From these points I want to draw one lesson: Africa is more diverse than it is sometimes made out to be.
Often, people are guilty of lumping all of the African continent into one homogenous mass–in the ignorant popular imagination a continent of impoverished black people, living alternately in the desert or the jungle. Even those more familiar with the ethnic and social diversity of the continent are likely to think of it in shorthand as a “black” continent with a strip of Arabs along the northern coast. But, in reality, there are many significant and distinct variations within African identity that even a very basic sense of history reveals. Ethiopians and Eritreans speak a Semitic language and have an ancient Christian tradition, making them in some sense part of Middle Eastern history as well as African. Along the entire coast of East Africa, Arab cultural influence is greatly felt in the hybrid Swahili culture. Madagascar is largely populated by people from now Indonesia (see post of 08.08.31).
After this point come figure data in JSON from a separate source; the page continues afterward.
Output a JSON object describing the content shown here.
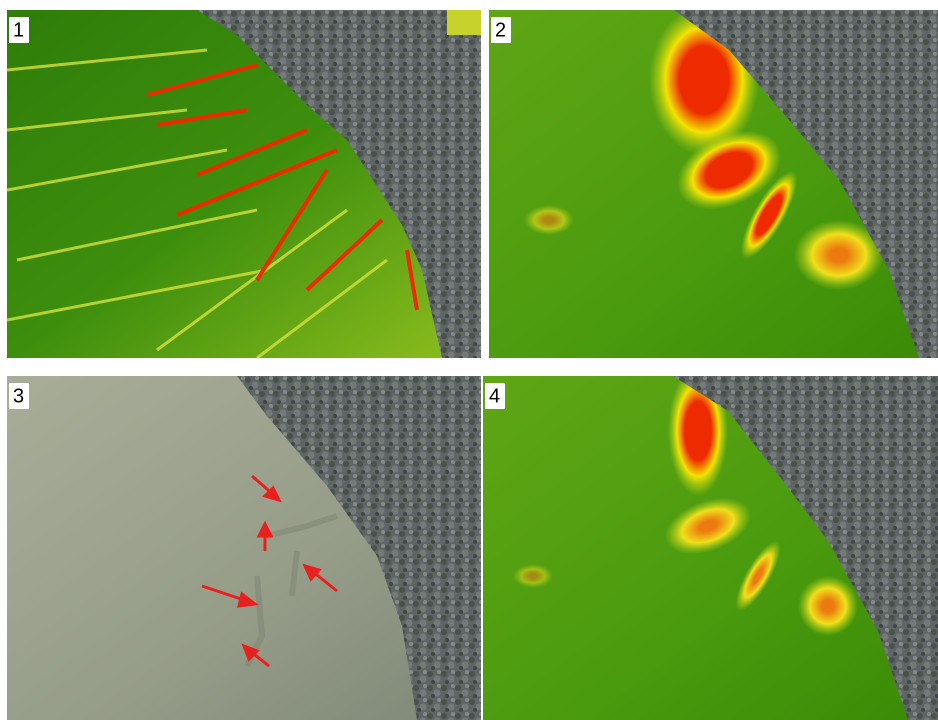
{
  "panels": [
    {
      "label": "1"
    },
    {
      "label": "2"
    },
    {
      "label": "3"
    },
    {
      "label": "4"
    }
  ]
}
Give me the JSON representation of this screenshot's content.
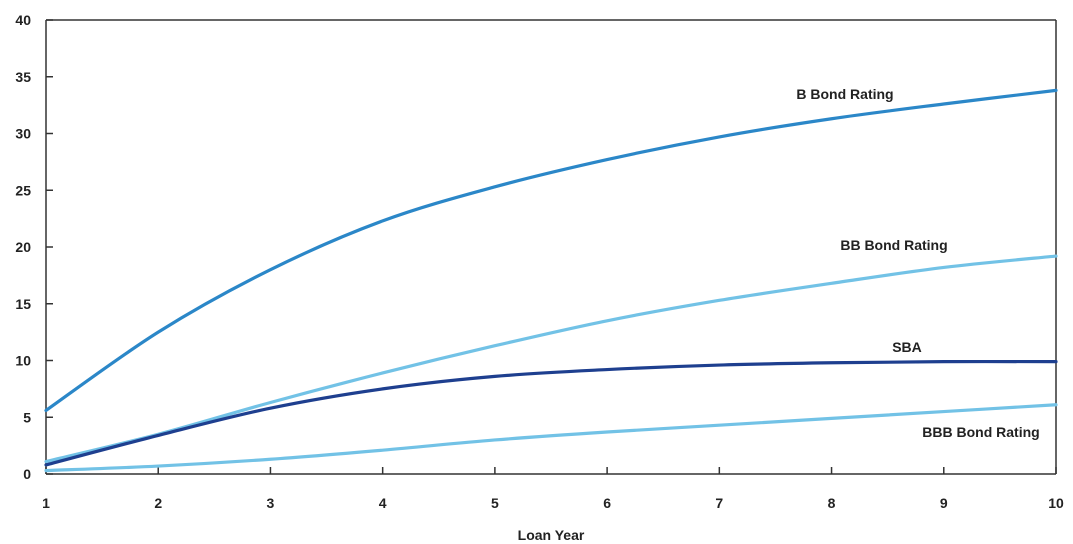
{
  "chart_data": {
    "type": "line",
    "title": "",
    "xlabel": "Loan Year",
    "ylabel": "",
    "x": [
      1,
      2,
      3,
      4,
      5,
      6,
      7,
      8,
      9,
      10
    ],
    "xlim": [
      1,
      10
    ],
    "ylim": [
      0,
      40
    ],
    "yticks": [
      0,
      5,
      10,
      15,
      20,
      25,
      30,
      35,
      40
    ],
    "grid": false,
    "series": [
      {
        "name": "B Bond Rating",
        "color": "#2b87c8",
        "values": [
          5.6,
          12.5,
          18.0,
          22.3,
          25.3,
          27.7,
          29.7,
          31.3,
          32.6,
          33.8
        ]
      },
      {
        "name": "BB Bond Rating",
        "color": "#72c2e6",
        "values": [
          1.1,
          3.5,
          6.3,
          8.9,
          11.3,
          13.5,
          15.3,
          16.8,
          18.2,
          19.2
        ]
      },
      {
        "name": "SBA",
        "color": "#1e3f8f",
        "values": [
          0.8,
          3.4,
          5.8,
          7.5,
          8.6,
          9.2,
          9.6,
          9.8,
          9.9,
          9.9
        ]
      },
      {
        "name": "BBB Bond Rating",
        "color": "#72c2e6",
        "values": [
          0.3,
          0.7,
          1.3,
          2.1,
          3.0,
          3.7,
          4.3,
          4.9,
          5.5,
          6.1
        ]
      }
    ]
  }
}
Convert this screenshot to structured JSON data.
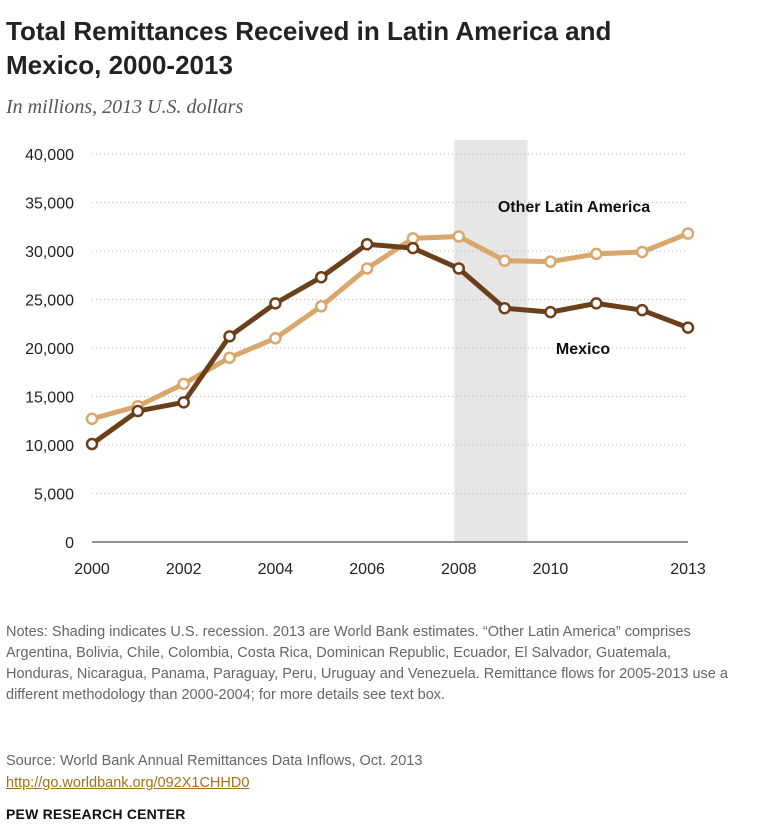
{
  "title": "Total Remittances Received in Latin America and Mexico, 2000-2013",
  "subtitle": "In millions, 2013 U.S. dollars",
  "notes": "Notes: Shading indicates U.S. recession. 2013 are World Bank estimates. “Other Latin America” comprises Argentina, Bolivia, Chile, Colombia, Costa Rica, Dominican Republic, Ecuador, El Salvador, Guatemala, Honduras, Nicaragua, Panama, Paraguay, Peru, Uruguay and Venezuela. Remittance flows for 2005-2013 use a different methodology than 2000-2004; for more details see text box.",
  "source": "Source: World Bank Annual Remittances Data Inflows, Oct. 2013",
  "source_link": "http://go.worldbank.org/092X1CHHD0",
  "brand": "PEW RESEARCH CENTER",
  "chart_data": {
    "type": "line",
    "x": [
      2000,
      2001,
      2002,
      2003,
      2004,
      2005,
      2006,
      2007,
      2008,
      2009,
      2010,
      2011,
      2012,
      2013
    ],
    "x_tick_labels": [
      "2000",
      "2002",
      "2004",
      "2006",
      "2008",
      "2010",
      "2013"
    ],
    "x_tick_values": [
      2000,
      2002,
      2004,
      2006,
      2008,
      2010,
      2013
    ],
    "y_tick_labels": [
      "0",
      "5,000",
      "10,000",
      "15,000",
      "20,000",
      "25,000",
      "30,000",
      "35,000",
      "40,000"
    ],
    "ylim": [
      0,
      40000
    ],
    "xlim": [
      2000,
      2013
    ],
    "grid": "horizontal dotted",
    "shaded_region": {
      "start": 2007.9,
      "end": 2009.5,
      "meaning": "U.S. recession"
    },
    "series": [
      {
        "name": "Other Latin America",
        "color": "#d9a66b",
        "values": [
          12700,
          14000,
          16300,
          19000,
          21000,
          24300,
          28200,
          31300,
          31500,
          29000,
          28900,
          29700,
          29900,
          31800
        ]
      },
      {
        "name": "Mexico",
        "color": "#6b3f1a",
        "values": [
          10100,
          13500,
          14400,
          21200,
          24600,
          27300,
          30700,
          30300,
          28200,
          24100,
          23700,
          24600,
          23900,
          22100
        ]
      }
    ]
  }
}
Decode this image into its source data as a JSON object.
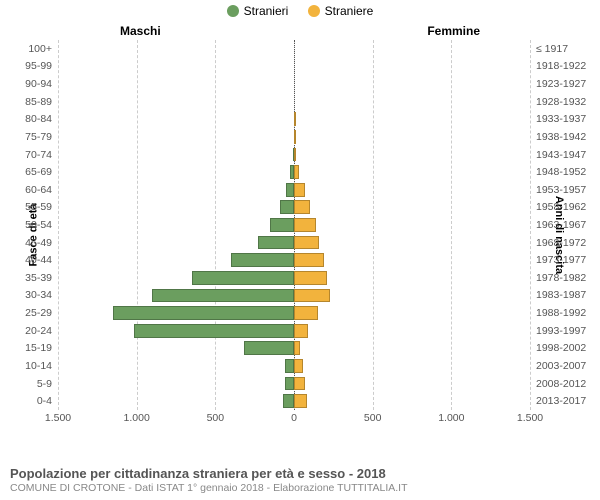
{
  "legend": {
    "male": {
      "label": "Stranieri",
      "color": "#6b9e5f"
    },
    "female": {
      "label": "Straniere",
      "color": "#f2b33d"
    }
  },
  "header": {
    "male": "Maschi",
    "female": "Femmine"
  },
  "left_axis_title": "Fasce di età",
  "right_axis_title": "Anni di nascita",
  "footer_title": "Popolazione per cittadinanza straniera per età e sesso - 2018",
  "footer_sub": "COMUNE DI CROTONE - Dati ISTAT 1° gennaio 2018 - Elaborazione TUTTITALIA.IT",
  "chart": {
    "type": "population-pyramid",
    "xmax": 1500,
    "xticks": [
      1500,
      1000,
      500,
      0,
      500,
      1000,
      1500
    ],
    "grid_color": "#cccccc",
    "background_color": "#ffffff",
    "bar_height_ratio": 0.78,
    "rows": [
      {
        "age": "100+",
        "m": 0,
        "f": 0,
        "year": "≤ 1917"
      },
      {
        "age": "95-99",
        "m": 0,
        "f": 0,
        "year": "1918-1922"
      },
      {
        "age": "90-94",
        "m": 0,
        "f": 0,
        "year": "1923-1927"
      },
      {
        "age": "85-89",
        "m": 0,
        "f": 0,
        "year": "1928-1932"
      },
      {
        "age": "80-84",
        "m": 0,
        "f": 5,
        "year": "1933-1937"
      },
      {
        "age": "75-79",
        "m": 0,
        "f": 8,
        "year": "1938-1942"
      },
      {
        "age": "70-74",
        "m": 5,
        "f": 10,
        "year": "1943-1947"
      },
      {
        "age": "65-69",
        "m": 25,
        "f": 30,
        "year": "1948-1952"
      },
      {
        "age": "60-64",
        "m": 50,
        "f": 70,
        "year": "1953-1957"
      },
      {
        "age": "55-59",
        "m": 90,
        "f": 100,
        "year": "1958-1962"
      },
      {
        "age": "50-54",
        "m": 150,
        "f": 140,
        "year": "1963-1967"
      },
      {
        "age": "45-49",
        "m": 230,
        "f": 160,
        "year": "1968-1972"
      },
      {
        "age": "40-44",
        "m": 400,
        "f": 190,
        "year": "1973-1977"
      },
      {
        "age": "35-39",
        "m": 650,
        "f": 210,
        "year": "1978-1982"
      },
      {
        "age": "30-34",
        "m": 900,
        "f": 230,
        "year": "1983-1987"
      },
      {
        "age": "25-29",
        "m": 1150,
        "f": 150,
        "year": "1988-1992"
      },
      {
        "age": "20-24",
        "m": 1020,
        "f": 90,
        "year": "1993-1997"
      },
      {
        "age": "15-19",
        "m": 320,
        "f": 40,
        "year": "1998-2002"
      },
      {
        "age": "10-14",
        "m": 60,
        "f": 60,
        "year": "2003-2007"
      },
      {
        "age": "5-9",
        "m": 60,
        "f": 70,
        "year": "2008-2012"
      },
      {
        "age": "0-4",
        "m": 70,
        "f": 80,
        "year": "2013-2017"
      }
    ]
  }
}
And all of northern Africa is a place of great cultural diversity, the Sahel a transitional zone in more ways than one. Going from the sub-Saharan south to the Mediterranean, one encounters a mixture of black African Christians, black African Muslims (on the two religions, see post of 08.12.16), fairer skinned Africans of Berber ancestry and then those who identify as Arabs. Indeed, so many of the conflicts that have riled this region–such as those in Western Sahara, Mali, Niger, Libya, Algeria, Chad and the Sudan–have been caused by ethnic tensions. Even along the coast, where “Arab” identity seems mostly solid, ethnic identity is to some extent uncertain, as Moroccans and others begin to think of themselves as Berber. (For that matter, even closer to the heart of the Arab world, Arab identity is not something that is uniform–Egyptians, with their incredibly ancient and continuous history rightfully think of themselves as somewhat sui generis and many Syrians and Lebanese are quick to point out their Phoenician or other pre-Arab ancestry (see post of 08.04.25).)
Having a sense of the internal diversity of a place, rather than sticking with a simplistic caricature that wipes out such granularity, is essential to understanding it. And, for a number of reasons, learning about Africa, starting to understand the second-most populous continent, remains for much of the rest of the world a low priority. This post is a small attempt at remedying this defect.